The next pillar of Rust is productivity. It comes by giving access to both low-position primitives – as we’ve seen with efficient memory operation and high-position abstractions – made possible with a robust type system. This ability to span the entire abstraction spectrum enables software development in Rust productive. If you write code and software performance as one, being more effective in writing reliable code increases the software performance.

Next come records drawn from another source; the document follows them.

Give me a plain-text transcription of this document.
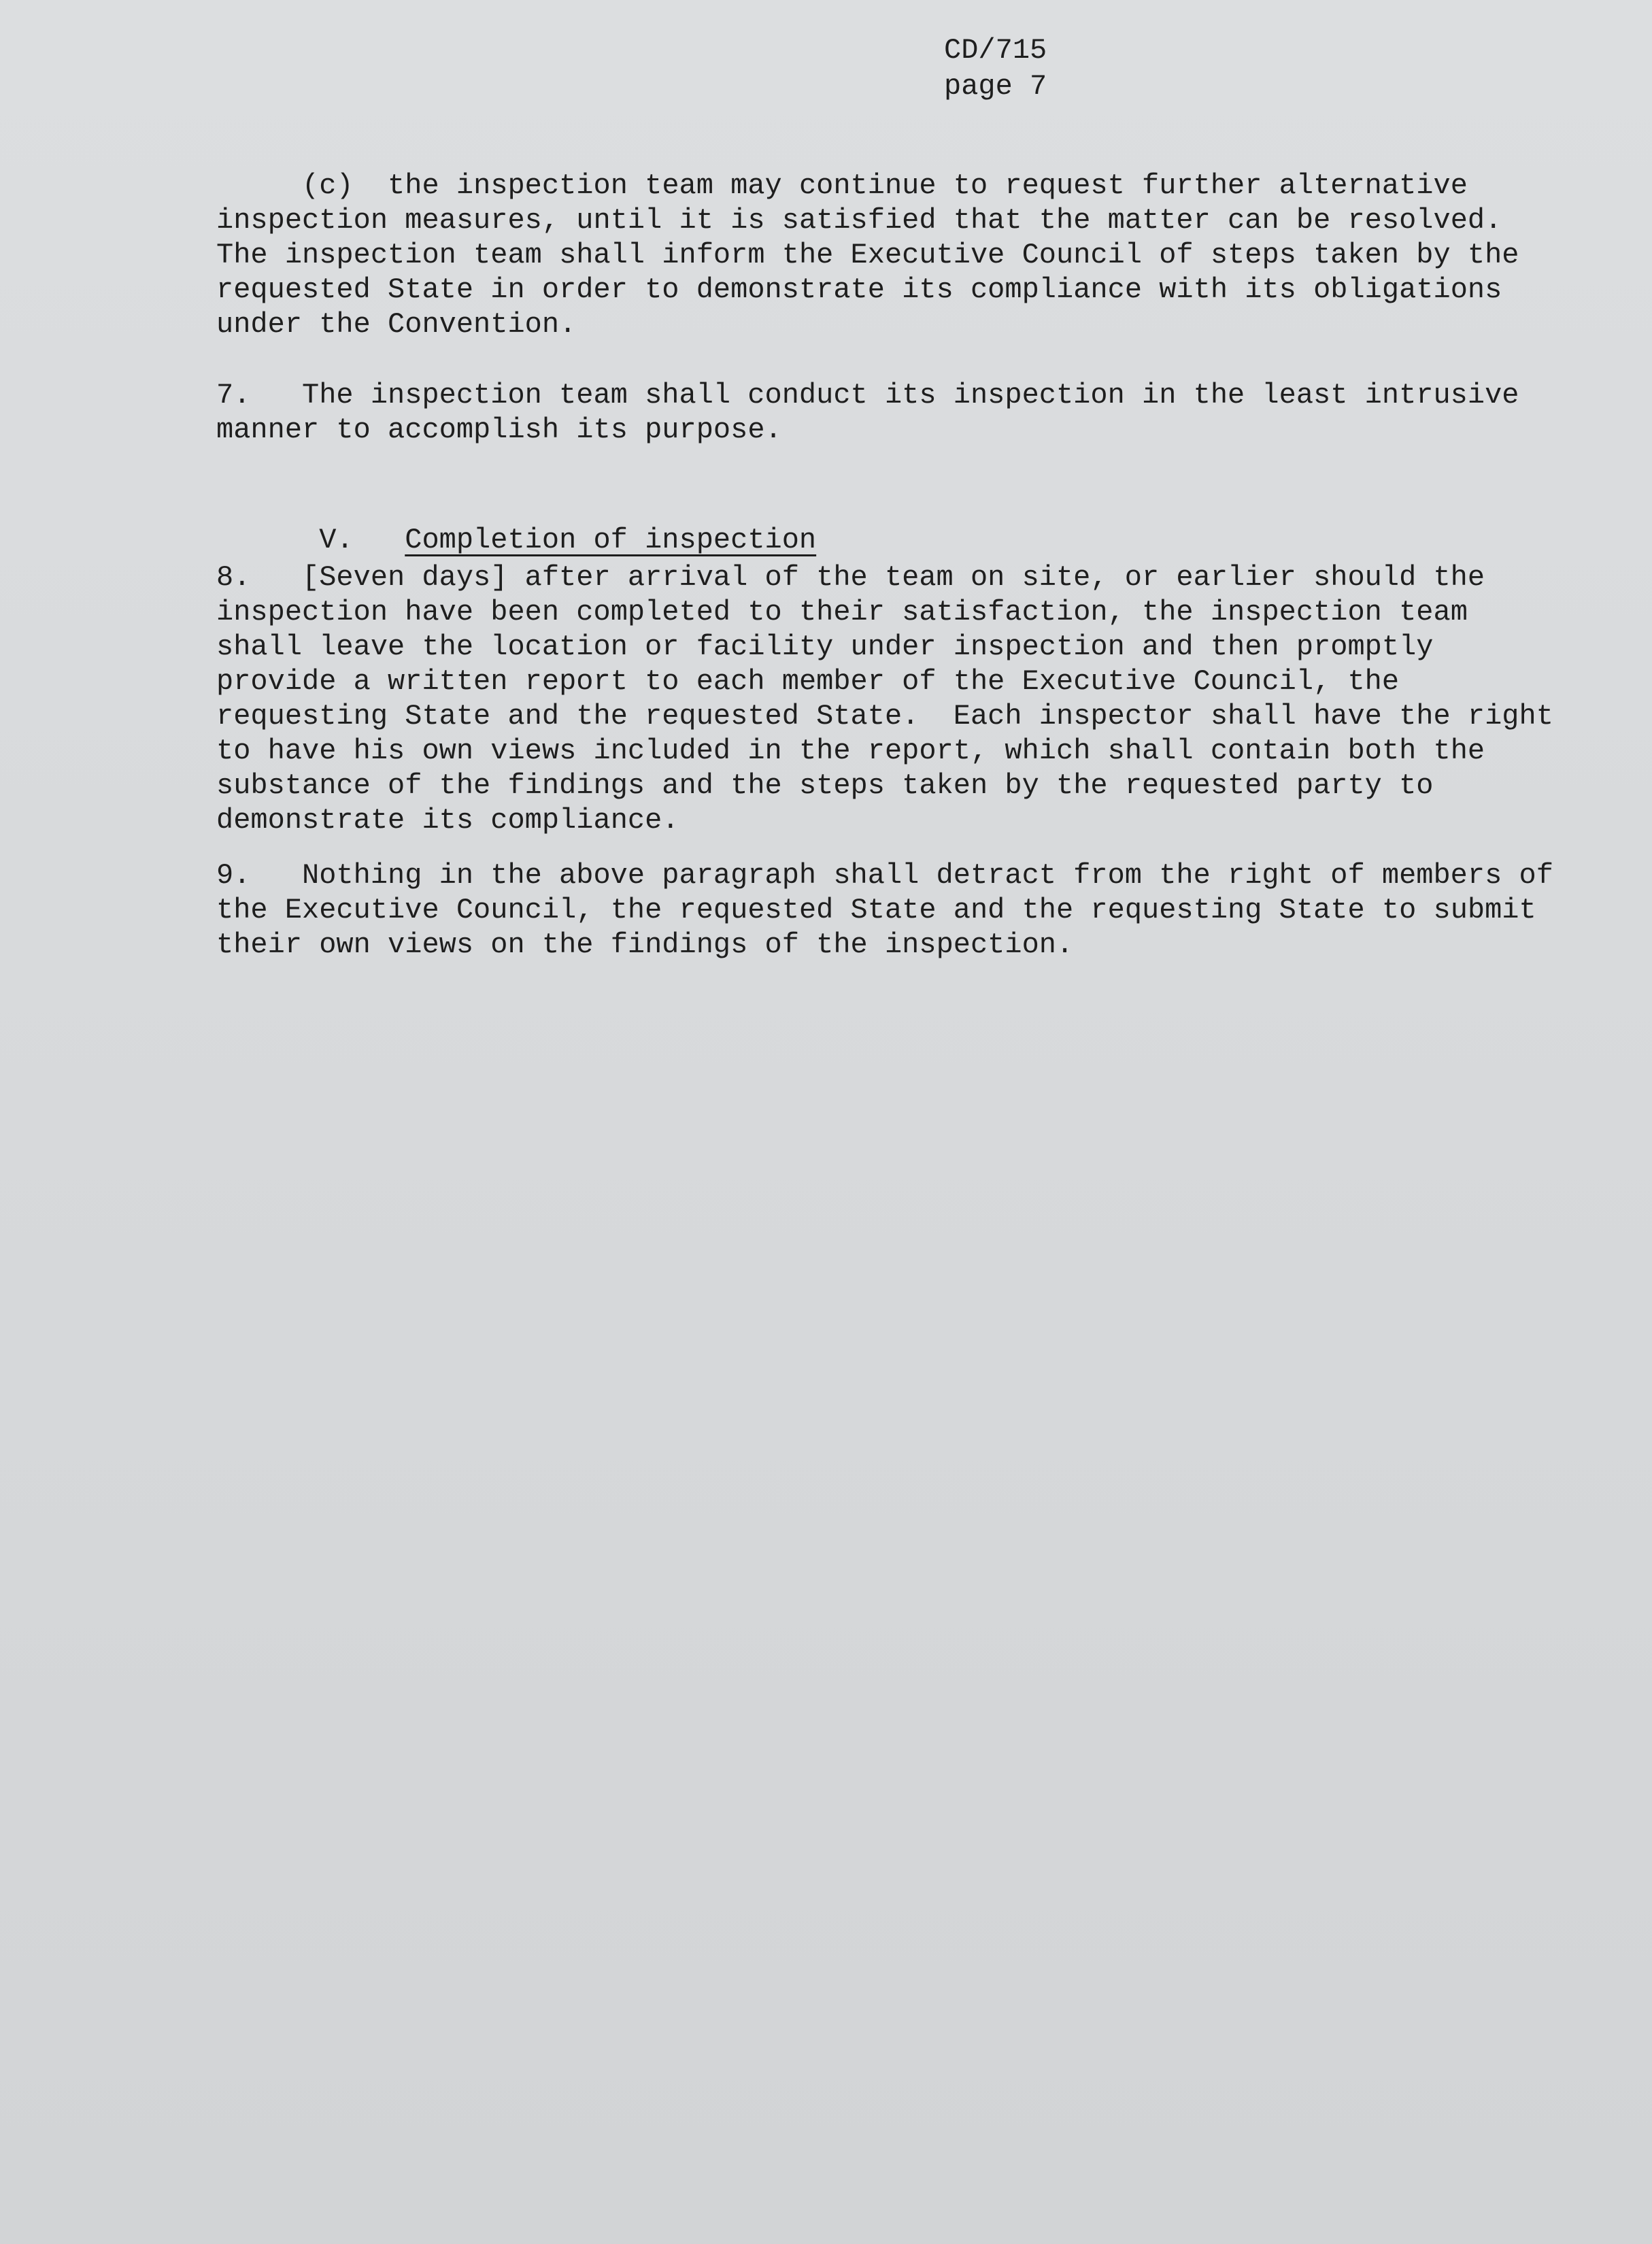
CD/715
page 7
(c) the inspection team may continue to request further alternative
inspection measures, until it is satisfied that the matter can be resolved.
The inspection team shall inform the Executive Council of steps taken by the
requested State in order to demonstrate its compliance with its obligations
under the Convention.
7. The inspection team shall conduct its inspection in the least intrusive
manner to accomplish its purpose.

V. Completion of inspection

8. [Seven days] after arrival of the team on site, or earlier should the
inspection have been completed to their satisfaction, the inspection team
shall leave the location or facility under inspection and then promptly
provide a written report to each member of the Executive Council, the
requesting State and the requested State.  Each inspector shall have the right
to have his own views included in the report, which shall contain both the
substance of the findings and the steps taken by the requested party to
demonstrate its compliance.
9. Nothing in the above paragraph shall detract from the right of members of
the Executive Council, the requested State and the requesting State to submit
their own views on the findings of the inspection.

In this talk, Bryan Cantrill discusses that a program written in Rust without applying all possible optimizations was 35% faster than an original well-optimized C program. The reason was that Rust enforced sorted maps as a B-tree under a good abstraction. While B-tree maps are very efficient, it is much harder to write a generic B-tree library in C than in Rust because of the type system, so C programs usually end up with few optimized structures like red-black trees. Another illustration is the Hash Map structure of Rust, which now implements a harborage of Google’s Swiss Tables, and is thus more efficient than stud::unordered map in C++. Relatively insightful! A good illustration is the following which compares the productivity of C and Rust to two languages that should not be compromised on performance.